To my joy it sounded as if he was going to suggest what I had been thinking about suggesting.

"Not far," I said. "Only over the second ridge."

"How many
miles
?"

"Well, about twenty. A little over twenty." (Actually it is closer to twenty-five.)

There was a pause. He ate several bites of his lunch and did not say any more.

So I asked: "If we brought books from there—brought them here—would they be dangerous? Radioactive?"

"Yes."

"For how long? Permanently?"

"No. They'd cool off eventually. Maybe six months, maybe more—maybe less.
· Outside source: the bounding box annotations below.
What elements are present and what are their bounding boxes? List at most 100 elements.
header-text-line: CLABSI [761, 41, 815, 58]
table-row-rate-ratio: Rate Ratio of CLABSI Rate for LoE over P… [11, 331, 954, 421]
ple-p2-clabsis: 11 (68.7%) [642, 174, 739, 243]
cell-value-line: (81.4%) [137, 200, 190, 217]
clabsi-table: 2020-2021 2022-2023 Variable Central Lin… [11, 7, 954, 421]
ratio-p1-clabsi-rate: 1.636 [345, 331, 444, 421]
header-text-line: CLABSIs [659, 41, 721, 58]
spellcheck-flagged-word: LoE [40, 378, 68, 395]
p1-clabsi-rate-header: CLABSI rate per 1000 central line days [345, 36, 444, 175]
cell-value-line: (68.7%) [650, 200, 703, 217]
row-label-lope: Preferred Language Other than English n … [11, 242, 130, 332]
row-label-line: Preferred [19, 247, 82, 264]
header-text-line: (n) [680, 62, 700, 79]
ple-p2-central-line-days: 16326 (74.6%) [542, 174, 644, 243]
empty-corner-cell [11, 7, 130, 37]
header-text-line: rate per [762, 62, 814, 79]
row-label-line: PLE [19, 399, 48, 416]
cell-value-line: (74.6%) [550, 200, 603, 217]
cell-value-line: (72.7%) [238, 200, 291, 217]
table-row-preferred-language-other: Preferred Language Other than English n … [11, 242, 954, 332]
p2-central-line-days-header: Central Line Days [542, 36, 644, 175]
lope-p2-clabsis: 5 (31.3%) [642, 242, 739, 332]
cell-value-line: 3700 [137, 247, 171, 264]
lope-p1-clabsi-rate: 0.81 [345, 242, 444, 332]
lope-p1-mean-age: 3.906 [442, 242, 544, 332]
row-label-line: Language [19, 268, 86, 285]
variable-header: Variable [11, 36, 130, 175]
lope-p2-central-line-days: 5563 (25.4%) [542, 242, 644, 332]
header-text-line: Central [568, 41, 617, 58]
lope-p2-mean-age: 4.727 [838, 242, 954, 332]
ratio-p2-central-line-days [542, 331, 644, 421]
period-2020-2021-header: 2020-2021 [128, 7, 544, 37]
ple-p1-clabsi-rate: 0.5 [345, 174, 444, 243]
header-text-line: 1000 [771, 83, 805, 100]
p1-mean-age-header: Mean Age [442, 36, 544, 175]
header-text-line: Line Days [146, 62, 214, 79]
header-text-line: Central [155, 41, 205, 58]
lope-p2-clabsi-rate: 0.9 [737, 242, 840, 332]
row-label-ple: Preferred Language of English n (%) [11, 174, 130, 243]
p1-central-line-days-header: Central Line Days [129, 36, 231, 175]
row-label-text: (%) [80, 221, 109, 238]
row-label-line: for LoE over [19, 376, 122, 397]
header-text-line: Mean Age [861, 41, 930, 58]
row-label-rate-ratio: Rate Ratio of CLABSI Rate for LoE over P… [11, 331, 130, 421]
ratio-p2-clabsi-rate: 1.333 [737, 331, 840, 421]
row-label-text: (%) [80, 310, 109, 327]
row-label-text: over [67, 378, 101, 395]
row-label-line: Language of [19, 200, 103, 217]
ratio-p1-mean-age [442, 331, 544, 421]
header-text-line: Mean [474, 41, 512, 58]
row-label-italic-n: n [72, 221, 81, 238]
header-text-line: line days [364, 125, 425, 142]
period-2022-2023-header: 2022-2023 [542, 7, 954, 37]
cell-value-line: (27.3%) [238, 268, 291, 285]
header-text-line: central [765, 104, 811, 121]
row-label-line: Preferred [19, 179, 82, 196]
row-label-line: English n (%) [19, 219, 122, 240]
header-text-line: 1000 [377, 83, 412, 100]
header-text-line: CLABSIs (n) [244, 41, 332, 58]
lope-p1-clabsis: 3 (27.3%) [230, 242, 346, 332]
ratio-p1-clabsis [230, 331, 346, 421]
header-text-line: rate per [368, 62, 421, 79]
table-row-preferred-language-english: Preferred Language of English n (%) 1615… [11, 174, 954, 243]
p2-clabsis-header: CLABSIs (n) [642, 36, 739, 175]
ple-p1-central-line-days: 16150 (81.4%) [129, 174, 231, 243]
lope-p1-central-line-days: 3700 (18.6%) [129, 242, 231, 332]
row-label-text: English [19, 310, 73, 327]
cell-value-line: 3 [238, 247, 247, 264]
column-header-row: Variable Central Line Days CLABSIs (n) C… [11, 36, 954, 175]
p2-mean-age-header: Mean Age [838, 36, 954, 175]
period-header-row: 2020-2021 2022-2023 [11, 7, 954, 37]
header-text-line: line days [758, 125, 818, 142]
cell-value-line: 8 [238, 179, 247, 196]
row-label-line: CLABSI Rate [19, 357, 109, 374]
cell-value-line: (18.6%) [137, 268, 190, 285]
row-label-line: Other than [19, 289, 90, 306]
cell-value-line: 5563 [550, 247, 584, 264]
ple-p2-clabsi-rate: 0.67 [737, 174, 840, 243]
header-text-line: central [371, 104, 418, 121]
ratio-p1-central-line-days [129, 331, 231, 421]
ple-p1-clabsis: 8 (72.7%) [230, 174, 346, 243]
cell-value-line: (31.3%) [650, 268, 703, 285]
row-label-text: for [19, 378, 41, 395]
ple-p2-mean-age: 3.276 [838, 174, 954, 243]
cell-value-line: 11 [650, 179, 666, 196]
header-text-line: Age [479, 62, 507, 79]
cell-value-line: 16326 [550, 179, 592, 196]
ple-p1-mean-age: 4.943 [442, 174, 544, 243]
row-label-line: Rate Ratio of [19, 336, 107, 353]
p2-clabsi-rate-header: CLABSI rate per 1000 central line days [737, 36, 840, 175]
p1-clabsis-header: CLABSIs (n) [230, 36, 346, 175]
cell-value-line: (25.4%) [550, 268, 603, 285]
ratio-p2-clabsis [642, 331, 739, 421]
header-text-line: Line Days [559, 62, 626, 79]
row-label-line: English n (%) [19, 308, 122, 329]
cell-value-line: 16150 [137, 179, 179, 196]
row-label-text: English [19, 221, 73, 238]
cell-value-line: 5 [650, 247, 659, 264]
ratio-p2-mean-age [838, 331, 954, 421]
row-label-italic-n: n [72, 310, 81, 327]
It depends partly on size."

I said: "So long?"

"That wouldn't matter too much. I could wear the suit, and copy out what I needed—gear ratios, things like that."

"But I was hoping to read them. Still, I suppose I could wait six months."

"You wouldn't enjoy reading technical books."

"They have other books in the library. They have whole sets of Shakespeare, Dickens, Hardy. And poetry."

As I suspected, he was not too interested in that. He ate some more, and then said: "It doesn't matter anyhow—right now at least. I can't walk that far. When I can———"

And then, because I had been thinking about it so hard, I said the wrong thing again.

"But I can. If you'd lend me the suit, I could go."

I could hardly believe how annoyed that made him. I should have known, I suppose, having heard him dreaming when he was sick, and the way he talked to Edward.